Аббат уселся на складной парусиновый стул.
– Я не буду садиться рядом с вами, а то от меня блевотиной тянет, – объяснил он. – У меня ботинки с пряжками и те запачкались. Стыд какой. А сколько вам лет?
– Двадцать, – ответила Медь.
– Слишком много, – сказал аббат. – Скажите «три».
– Три.
Аббат снова схватился за четки и стал перебирать их со скоростью автомата для чистки горошка. Афанарел вернулся как раз в ту минуту, когда тот заканчивал последнюю молитву.
– А! – воскликнул аббат. – Посмотрим, удастся ли мне удержать в себе ликер.
– Ну что вы такое говорите! – поморщилась Медь.
– Извините, – сказал аббат, – но довольно трудно удерживаться на волне высокой духовности, особенно когда тебя только что вырвало.
– Безусловно, – согласилась Медь.
– Очень точно подмечено, – кивнул Афанарел.
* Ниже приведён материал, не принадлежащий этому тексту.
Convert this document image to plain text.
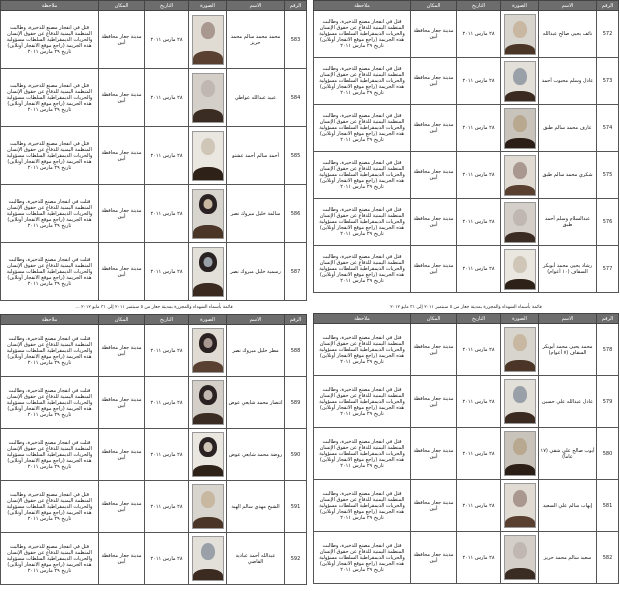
الرقم	الاسم	الصورة	التاريخ	المكان	ملاحظة
572	نائف يحيى صالح عبدالله		٢٨ مارس ٢٠١١	مدينة جعار محافظة أبين	قتل في انفجار مصنع للذخيرة، وطالبت المنظمة اليمنية للدفاع عن حقوق الإنسان والحريات الديمقراطية السلطات مسؤولية هذه الجريمة (راجع موقع الانفجار أونلاين) تاريخ ٢٩ مارس ٢٠١١
573	عادل وسلم محبوب أحمد		٢٨ مارس ٢٠١١	مدينة جعار محافظة أبين	قتل في انفجار مصنع للذخيرة، وطالبت المنظمة اليمنية للدفاع عن حقوق الإنسان والحريات الديمقراطية السلطات مسؤولية هذه الجريمة (راجع موقع الانفجار أونلاين) تاريخ ٢٩ مارس ٢٠١١
574	عارف محمد سالم طبق		٢٨ مارس ٢٠١١	مدينة جعار محافظة أبين	قتل في انفجار مصنع للذخيرة، وطالبت المنظمة اليمنية للدفاع عن حقوق الإنسان والحريات الديمقراطية السلطات مسؤولية هذه الجريمة (راجع موقع الانفجار أونلاين) تاريخ ٢٩ مارس ٢٠١١
575	شكري محمد سالم طبق		٢٨ مارس ٢٠١١	مدينة جعار محافظة أبين	قتل في انفجار مصنع للذخيرة، وطالبت المنظمة اليمنية للدفاع عن حقوق الإنسان والحريات الديمقراطية السلطات مسؤولية هذه الجريمة (راجع موقع الانفجار أونلاين) تاريخ ٢٩ مارس ٢٠١١
576	عبدالسلام وسلم أحمد طبق		٢٨ مارس ٢٠١١	مدينة جعار محافظة أبين	قتل في انفجار مصنع للذخيرة، وطالبت المنظمة اليمنية للدفاع عن حقوق الإنسان والحريات الديمقراطية السلطات مسؤولية هذه الجريمة (راجع موقع الانفجار أونلاين) تاريخ ٢٩ مارس ٢٠١١
577	رشاد يحيى محمد أبوبكر السقاف (١٠ أعوام)		٢٨ مارس ٢٠١١	مدينة جعار محافظة أبين	قتل في انفجار مصنع للذخيرة، وطالبت المنظمة اليمنية للدفاع عن حقوق الإنسان والحريات الديمقراطية السلطات مسؤولية هذه الجريمة (راجع موقع الانفجار أونلاين) تاريخ ٢٩ مارس ٢٠١١
الرقم	الاسم	الصورة	التاريخ	المكان	ملاحظة
583	محمد محمد سالم محمد حريز		٢٨ مارس ٢٠١١	مدينة جعار محافظة أبين	قتل في انفجار مصنع للذخيرة، وطالبت المنظمة اليمنية للدفاع عن حقوق الإنسان والحريات الديمقراطية السلطات مسؤولية هذه الجريمة (راجع موقع الانفجار أونلاين) تاريخ ٢٩ مارس ٢٠١١
584	عبيد عبدالله عواطي		٢٨ مارس ٢٠١١	مدينة جعار محافظة أبين	قتل في انفجار مصنع للذخيرة، وطالبت المنظمة اليمنية للدفاع عن حقوق الإنسان والحريات الديمقراطية السلطات مسؤولية هذه الجريمة (راجع موقع الانفجار أونلاين) تاريخ ٢٩ مارس ٢٠١١
585	أحمد سالم أحمد عشتو		٢٨ مارس ٢٠١١	مدينة جعار محافظة أبين	قتل في انفجار مصنع للذخيرة، وطالبت المنظمة اليمنية للدفاع عن حقوق الإنسان والحريات الديمقراطية السلطات مسؤولية هذه الجريمة (راجع موقع الانفجار أونلاين) تاريخ ٢٩ مارس ٢٠١١
586	سالمة خليل مبروك نصر		٢٨ مارس ٢٠١١	مدينة جعار محافظة أبين	قتلت في انفجار مصنع للذخيرة، وطالبت المنظمة اليمنية للدفاع عن حقوق الإنسان والحريات الديمقراطية السلطات مسؤولية هذه الجريمة (راجع موقع الانفجار أونلاين) تاريخ ٢٩ مارس ٢٠١١
587	رسمية خليل مبروك نصر		٢٨ مارس ٢٠١١	مدينة جعار محافظة أبين	قتلت في انفجار مصنع للذخيرة، وطالبت المنظمة اليمنية للدفاع عن حقوق الإنسان والحريات الديمقراطية السلطات مسؤولية هذه الجريمة (راجع موقع الانفجار أونلاين) تاريخ ٢٩ مارس ٢٠١١
قائمة بأسماء الشهداء والمجزرة بمدينة جعار من ٥ سبتمبر ٢٠١١ إلى ٣١ مايو ٢٠١٢ ...	قائمة بأسماء الشهداء والمجزرة بمدينة جعار من ٥ سبتمبر ٢٠١١ إلى ٣١ مايو ٢٠١٢
الرقم	الاسم	الصورة	التاريخ	المكان	ملاحظة
578	محمد يحيى محمد أبوبكر السقاف (٧ أعوام)		٢٨ مارس ٢٠١١	مدينة جعار محافظة أبين	قتل في انفجار مصنع للذخيرة، وطالبت المنظمة اليمنية للدفاع عن حقوق الإنسان والحريات الديمقراطية السلطات مسؤولية هذه الجريمة (راجع موقع الانفجار أونلاين) تاريخ ٢٩ مارس ٢٠١١
579	عادل عبدالله علي حسين		٢٨ مارس ٢٠١١	مدينة جعار محافظة أبين	قتل في انفجار مصنع للذخيرة، وطالبت المنظمة اليمنية للدفاع عن حقوق الإنسان والحريات الديمقراطية السلطات مسؤولية هذه الجريمة (راجع موقع الانفجار أونلاين) تاريخ ٢٩ مارس ٢٠١١
580	أيوب صالح علي شقي (١٧ عاماً)		٢٨ مارس ٢٠١١	مدينة جعار محافظة أبين	قتل في انفجار مصنع للذخيرة، وطالبت المنظمة اليمنية للدفاع عن حقوق الإنسان والحريات الديمقراطية السلطات مسؤولية هذه الجريمة (راجع موقع الانفجار أونلاين) تاريخ ٢٩ مارس ٢٠١١
581	إيهاب سالم علي السعيد		٢٨ مارس ٢٠١١	مدينة جعار محافظة أبين	قتل في انفجار مصنع للذخيرة، وطالبت المنظمة اليمنية للدفاع عن حقوق الإنسان والحريات الديمقراطية السلطات مسؤولية هذه الجريمة (راجع موقع الانفجار أونلاين) تاريخ ٢٩ مارس ٢٠١١
582	سعيد سالم محمد حريز		٢٨ مارس ٢٠١١	مدينة جعار محافظة أبين	قتل في انفجار مصنع للذخيرة، وطالبت المنظمة اليمنية للدفاع عن حقوق الإنسان والحريات الديمقراطية السلطات مسؤولية هذه الجريمة (راجع موقع الانفجار أونلاين) تاريخ ٢٩ مارس ٢٠١١
الرقم	الاسم	الصورة	التاريخ	المكان	ملاحظة
588	مطر خليل مبروك نصر		٢٨ مارس ٢٠١١	مدينة جعار محافظة أبين	قتلت في انفجار مصنع للذخيرة، وطالبت المنظمة اليمنية للدفاع عن حقوق الإنسان والحريات الديمقراطية السلطات مسؤولية هذه الجريمة (راجع موقع الانفجار أونلاين) تاريخ ٢٩ مارس ٢٠١١
589	انتصار محمد شايعي عوض		٢٨ مارس ٢٠١١	مدينة جعار محافظة أبين	قتلت في انفجار مصنع للذخيرة، وطالبت المنظمة اليمنية للدفاع عن حقوق الإنسان والحريات الديمقراطية السلطات مسؤولية هذه الجريمة (راجع موقع الانفجار أونلاين) تاريخ ٢٩ مارس ٢٠١١
590	روضة محمد شايعي عوض		٢٨ مارس ٢٠١١	مدينة جعار محافظة أبين	قتلت في انفجار مصنع للذخيرة، وطالبت المنظمة اليمنية للدفاع عن حقوق الإنسان والحريات الديمقراطية السلطات مسؤولية هذه الجريمة (راجع موقع الانفجار أونلاين) تاريخ ٢٩ مارس ٢٠١١
591	الشيخ مهدي سالم الهبة		٢٨ مارس ٢٠١١	مدينة جعار محافظة أبين	قتل في انفجار مصنع للذخيرة، وطالبت المنظمة اليمنية للدفاع عن حقوق الإنسان والحريات الديمقراطية السلطات مسؤولية هذه الجريمة (راجع موقع الانفجار أونلاين) تاريخ ٢٩ مارس ٢٠١١
592	عبدالله أحمد عبادية القاضي		٢٨ مارس ٢٠١١	مدينة جعار محافظة أبين	قتل في انفجار مصنع للذخيرة، وطالبت المنظمة اليمنية للدفاع عن حقوق الإنسان والحريات الديمقراطية السلطات مسؤولية هذه الجريمة (راجع موقع الانفجار أونلاين) تاريخ ٢٩ مارس ٢٠١١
– Так что давайте выпьем, – сказал аббат. – А потом я пойду искать Клода Леона.
– Может быть, нам стоит пойти с вами?
– Но… – Аббат замешкался. – А спать вы не собираетесь?
– Мы вообще очень редко спим, – пояснил археолог. – Когда спишь, столько времени теряешь даром!
– Верно, – согласился аббат. – Не понимаю даже, зачем я вам задал этот вопрос, поскольку сам я тоже никогда не сплю. Вообще говоря, мне даже немного обидно: я думал, я один такой. – Он помолчал. – Действительно, обидно. Но терпеть можно. Налейте-ка мне еще «Куэнтро».
– Прошу, – сказал археолог.
– Да… – произнес аббат, рассматривая ликер на свет, – это совсем другое дело. – И пригубил рюмку. – Это, по крайней мере, и во рту подержать приятно. Но после нефти даже и тут чувствуется привкус ослиной мочи. – Он выпил все до дна и пошмыгал носом. – Одно слово, гадость, – сказал он в заключение. – Так мне и надо! Нечего себе индульгенции все время выдавать!
– Плохой ликер? – удивился Афанарел.
– С ликером все в порядке, – сказал Иоанчик. – Только в нем всего сорок три градуса, и баста. Это вам не «Аркебуза» – там девяносто пять, и не чистый спирт. Когда я был священником в Сен-Филип-дю-Руль, я прихожан во время богослужений «Аркебузой» поил. Огненные были богослужения, черт побери!
– Что же вы там не остались? – поинтересовалась Медь.
– Это они меня оттуда выкинули, – вздохнул аббат. – Инспектором назначили. Все равно что уволили!
– Ну, теперь вы хотя бы имеете возможность мир повидать, – сказал Афанарел.
– Да, – согласился аббат. – И я этому очень рад. Пойдемте поищем Клода Леона.
– Пойдемте, – сказал Афанарел.
Медь поднялась с постели. Археолог протянул руку к фонарю и слегка притушил пламя, чтобы тот стал теперь ночником, после чего все трое покинули темную палатку.